Tienen derecho también a la hora de lactancia, la que se inicia después de los tres meses de descanso, cuando regresan a trabajar. Esta hora se puede tomar al inicio o al final de la jornada laboral.
El uso de lactarios (espacios exclusivos para la extracción y conservación de la leche materna) en el sector público y privado permite a la mujer en etapa de lactancia el uso de estos espacios, por ejemplo, si se encuentra en jornada laboral de 8 horas tiene derecho a asistir en dos oportunidades, con media hora de duración por cada uso.

Pasos a tener en cuenta 20 días antes del retorno al trabajo:
  • Ensayar la extracción de leche de forma manual o mecánica (bombas).
  • Proveerse de pomitos de vidrio o plástico duro con tapa hermética de 30 y 60 ml.
  • Almacenar la leche extraída, rotulada con plumón indeleble con fecha y hora.
  • Ponerse en contacto con el servicio social del trabajo, averiguar la existencia de un lactario y las condiciones de uso.
¿Cómo almacenar la leche materna?

Te enseñamos a través de este cuadro de tiempo y temperaturas a guardar tu leche en forma segura.

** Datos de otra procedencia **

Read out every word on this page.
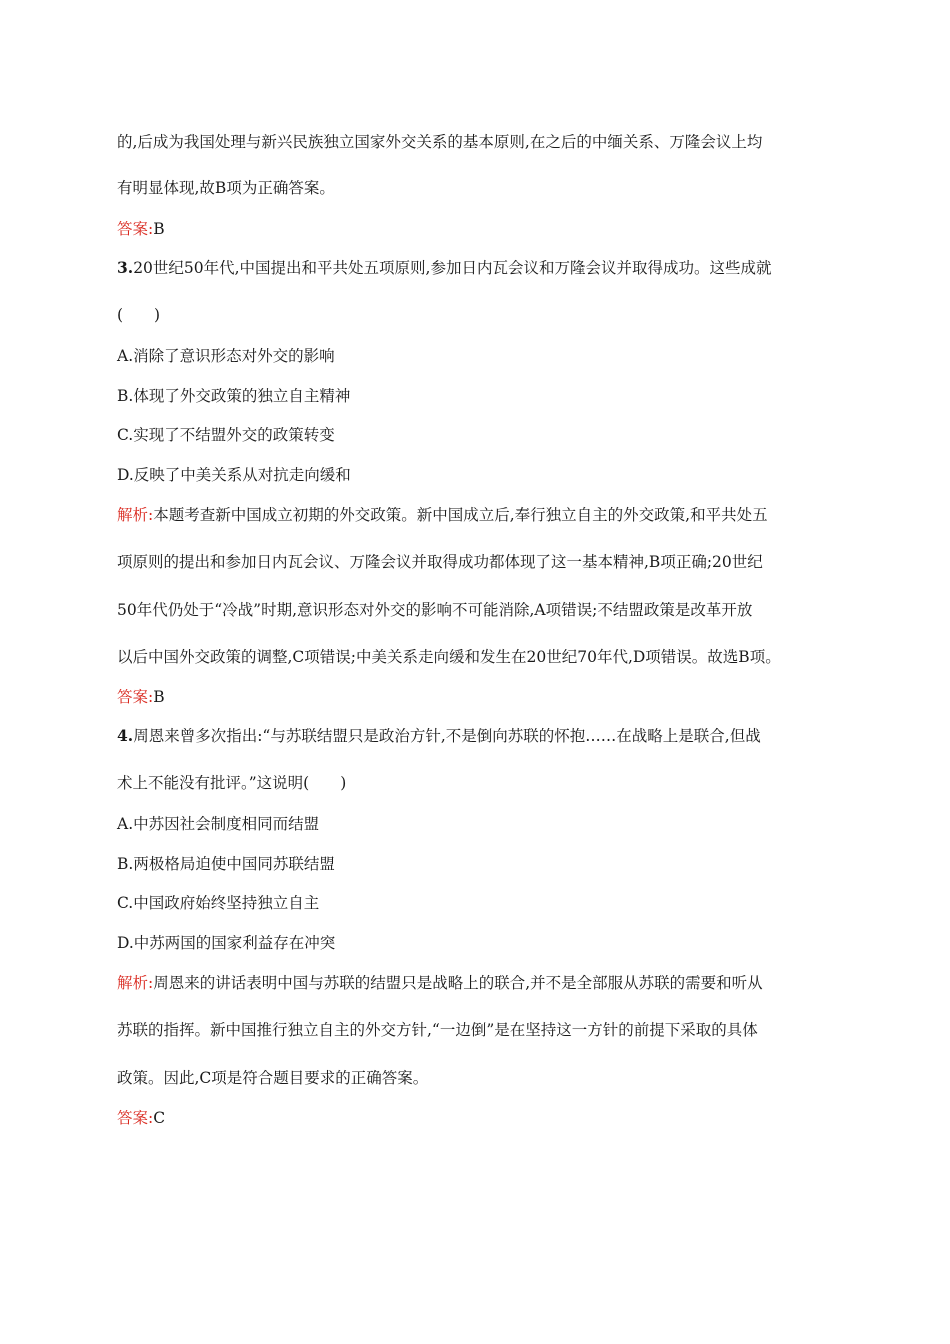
的,后成为我国处理与新兴民族独立国家外交关系的基本原则,在之后的中缅关系、万隆会议上均
有明显体现,故B项为正确答案。
答案:B
3.20世纪50年代,中国提出和平共处五项原则,参加日内瓦会议和万隆会议并取得成功。这些成就
(　　)
A.消除了意识形态对外交的影响
B.体现了外交政策的独立自主精神
C.实现了不结盟外交的政策转变
D.反映了中美关系从对抗走向缓和
解析:本题考查新中国成立初期的外交政策。新中国成立后,奉行独立自主的外交政策,和平共处五
项原则的提出和参加日内瓦会议、万隆会议并取得成功都体现了这一基本精神,B项正确;20世纪
50年代仍处于“冷战”时期,意识形态对外交的影响不可能消除,A项错误;不结盟政策是改革开放
以后中国外交政策的调整,C项错误;中美关系走向缓和发生在20世纪70年代,D项错误。故选B项。
答案:B
4.周恩来曾多次指出:“与苏联结盟只是政治方针,不是倒向苏联的怀抱……在战略上是联合,但战
术上不能没有批评。”这说明(　　)
A.中苏因社会制度相同而结盟
B.两极格局迫使中国同苏联结盟
C.中国政府始终坚持独立自主
D.中苏两国的国家利益存在冲突
解析:周恩来的讲话表明中国与苏联的结盟只是战略上的联合,并不是全部服从苏联的需要和听从
苏联的指挥。新中国推行独立自主的外交方针,“一边倒”是在坚持这一方针的前提下采取的具体
政策。因此,C项是符合题目要求的正确答案。
答案:C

¿Almacenaste con éxito tu leche materna? Ahora te falta otro paso, descongelarla  y calentarla para dársela a tu Bebé. 

Paso 1. Descongelar durante la noche. Para ello, deberás sacar la leche del congelador la noche anterior. Esta leche deberá ser administrada en las 24 horas siguientes, si no se descartará.

Paso 2. Si desea descongelar inmediatamente, descongelar bajo un chorro de agua caliente.

Paso 3. Calentamiento. La leche materna no se hierve, no se calienta al microondas, para evitar la pérdida de ciertas vitaminas y proteínas. Se calienta en baño María, una vez calentada agite suavemente para que la leche se mezcle.

Paso 4. Alimentación del bebé con leche extraída: Alimentación con cucharita. Alimentación con vaso. Alimentación con biberón.